Trotz vorsichtig positiver Töne aus den Verhandlungen in Genf sind die Differenzen erheblich. Washington fordert die vollständige Demontage zentraler Nuklearanlagen in Fordo, Natanz und Isfahan sowie den Abtransport angereicherten Urans. Teheran lehnt dies bislang ab.
Vizepräsident JD Vance signalisierte Zurückhaltung. Selbst wenn Trump sich für einen Schlag entscheide, werde es „keinen jahrelangen Krieg im Nahen Osten“ geben, sagte er. Man bevorzuge weiterhin eine diplomatische Lösung, doch vieles hänge vom Verhalten Irans ab.

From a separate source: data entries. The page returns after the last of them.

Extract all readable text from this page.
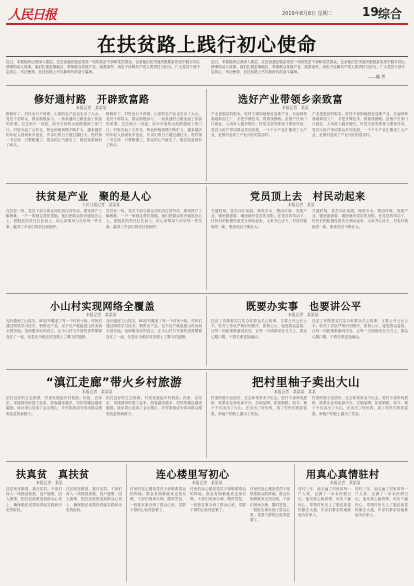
人民日报	2019年8月8日 星期二 19 综合
在扶贫路上践行初心使命
近日，本报组织记者深入基层，走近奋战在脱贫攻坚一线的扶贫干部和党员群众，记录他们在决战决胜脱贫攻坚中践行初心使命的动人故事。他们扎根贫困地区，带领群众发展产业、改善条件，用实干诠释共产党人的责任与担当。广大党员干部不忘初心、牢记使命，在扶贫路上书写新时代的奋斗篇章。
近日，本报组织记者深入基层，走近奋战在脱贫攻坚一线的扶贫干部和党员群众，记录他们在决战决胜脱贫攻坚中践行初心使命的动人故事。他们扎根贫困地区，带领群众发展产业、改善条件，用实干诠释共产党人的责任与担当。广大党员干部不忘初心、牢记使命，在扶贫路上书写新时代的奋斗篇章。
——编 者
修好通村路　开辟致富路
本报记者　某某某
路修好了，村民出行不再难，山里的农产品也走出了大山。党员干部带头，群众积极参与，一条条通村公路连起了致富的希望。过去雨天一身泥，如今平坦的水泥路通到了家门口。村里办起了合作社，特色种植规模不断扩大，越来越多的年轻人回到家乡创业，乡亲们的日子越过越红火。驻村第一书记说：只要路通了，群众的心气就足了，脱贫致富就有了盼头。
路修好了，村民出行不再难，山里的农产品也走出了大山。党员干部带头，群众积极参与，一条条通村公路连起了致富的希望。过去雨天一身泥，如今平坦的水泥路通到了家门口。村里办起了合作社，特色种植规模不断扩大，越来越多的年轻人回到家乡创业，乡亲们的日子越过越红火。驻村第一书记说：只要路通了，群众的心气就足了，脱贫致富就有了盼头。
选好产业带领乡亲致富
本报记者　某某
产业是脱贫的根本。驻村干部因地制宜选准产业，办起种养基地和加工厂，手把手教技术，帮着找销路。贫困户在家门口就业，人均收入稳步增长。村党支部发挥战斗堡垒作用，党员示范户带动群众共同发展，一个个小产业汇聚成了大产业，贫困村变成了产业兴旺的富裕村。
产业是脱贫的根本。驻村干部因地制宜选准产业，办起种养基地和加工厂，手把手教技术，帮着找销路。贫困户在家门口就业，人均收入稳步增长。村党支部发挥战斗堡垒作用，党员示范户带动群众共同发展，一个个小产业汇聚成了大产业，贫困村变成了产业兴旺的富裕村。
扶贫是产业　聚的是人心
人民日报记者　某某某
在扶贫一线，党员干部与群众同吃同住同劳动，挨家挨户了解困难，一户一策制定帮扶措施。他们把群众的冷暖放在心上，把脱贫的责任扛在肩上，用心用情用力办好每一件实事，赢得了乡亲们的信任和拥护。
在扶贫一线，党员干部与群众同吃同住同劳动，挨家挨户了解困难，一户一策制定帮扶措施。他们把群众的冷暖放在心上，把脱贫的责任扛在肩上，用心用情用力办好每一件实事，赢得了乡亲们的信任和拥护。
党员顶上去　村民动起来
本报记者　某某
关键时刻，党员冲在前面。修渠引水、整治环境、发展产业，哪里最需要，哪里就有党员的身影。在党员的带动下，村民们的积极性被充分调动起来，大家齐心协力，村容村貌焕然一新，集体经济不断壮大。
关键时刻，党员冲在前面。修渠引水、整治环境、发展产业，哪里最需要，哪里就有党员的身影。在党员的带动下，村民们的积极性被充分调动起来，大家齐心协力，村容村貌焕然一新，集体经济不断壮大。
小山村实现网络全覆盖
本报记者　某某某
光纤通到了山沟沟，4G信号覆盖了每一个村民小组。村民们通过网络学习技术、销售农产品，足不出户就能把山货卖到全国各地。电商服务站的设立，让小山村与外面的世界紧紧连在了一起，信息化为脱贫攻坚插上了腾飞的翅膀。
光纤通到了山沟沟，4G信号覆盖了每一个村民小组。村民们通过网络学习技术、销售农产品，足不出户就能把山货卖到全国各地。电商服务站的设立，让小山村与外面的世界紧紧连在了一起，信息化为脱贫攻坚插上了腾飞的翅膀。
既要办实事　也要讲公平
本报记者　某某某
扶贫工作既要实打实办好群众关心的事，又要公开公正公平。驻村工作队严格识别程序，张榜公示，接受群众监督，让每一项政策都落到实处，让每一分钱都用在刀刃上，群众心服口服，干群关系更加融洽。
扶贫工作既要实打实办好群众关心的事，又要公开公正公平。驻村工作队严格识别程序，张榜公示，接受群众监督，让每一项政策都落到实处，让每一分钱都用在刀刃上，群众心服口服，干群关系更加融洽。
“滇江走廊”带火乡村旅游
本报记者　某某某
依托良好的生态资源，村里发展起乡村旅游。民宿、农家乐、采摘园纷纷建了起来，游客越来越多，村民的腰包越来越鼓。绿水青山变成了金山银山，乡村旅游成为带动群众增收致富的新路子。
依托良好的生态资源，村里发展起乡村旅游。民宿、农家乐、采摘园纷纷建了起来，游客越来越多，村民的腰包越来越鼓。绿水青山变成了金山银山，乡村旅游成为带动群众增收致富的新路子。
把村里柚子卖出大山
本报记者　某某某　某某
村里的柚子品质好，过去却常常卖不出去。驻村干部牵线搭桥，联系企业和电商平台，打响品牌，拓宽销路。如今，柚子不仅卖出了大山，还卖出了好价钱，成了村民们的致富果，种植户的脸上露出了笑容。
村里的柚子品质好，过去却常常卖不出去。驻村干部牵线搭桥，联系企业和电商平台，打响品牌，拓宽销路。如今，柚子不仅卖出了大山，还卖出了好价钱，成了村民们的致富果，种植户的脸上露出了笑容。
扶真贫　真扶贫
本报记者　某某
扶贫贵在精准，重在实效。干部们深入一线摸清底数，因户施策、因人施策，把扶贫政策送到群众心坎上，确保脱贫成果经得起实践和历史的检验。
扶贫贵在精准，重在实效。干部们深入一线摸清底数，因户施策、因人施策，把扶贫政策送到群众心坎上，确保脱贫成果经得起实践和历史的检验。
连心楼里写初心
本报记者　某某某
村里的连心楼是党员干部联系群众的阵地。群众有困难就来这里反映，干部们现场办理、限时答复，一桩桩实事办到了群众心里，党群干群的心贴得更紧了。
村里的连心楼是党员干部联系群众的阵地。群众有困难就来这里反映，干部们现场办理、限时答复，一桩桩实事办到了群众心里，党群干群的心贴得更紧了。
村里的连心楼是党员干部联系群众的阵地。群众有困难就来这里反映，干部们现场办理、限时答复，一桩桩实事办到了群众心里，党群干群的心贴得更紧了。
用真心真情驻村
本报记者　某某某
驻村三年，他走遍了村里的每一户人家，记满了一本本民情日记。他用真心换真情，用实干赢民心，带领村民走上了脱贫致富的康庄大道，乡亲们都亲切地称他为自家人。
驻村三年，他走遍了村里的每一户人家，记满了一本本民情日记。他用真心换真情，用实干赢民心，带领村民走上了脱贫致富的康庄大道，乡亲们都亲切地称他为自家人。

Parallel verstärken die USA ihre Militärpräsenz in der Region. Der Flugzeugträger USS Gerald R. Ford wird nahe Israels Küste erwartet, begleitet von Kampfflugzeugen und Kriegsschiffen. Offiziell betont das Weiße Haus, nur der Präsident selbst kenne seine endgültige Entscheidung.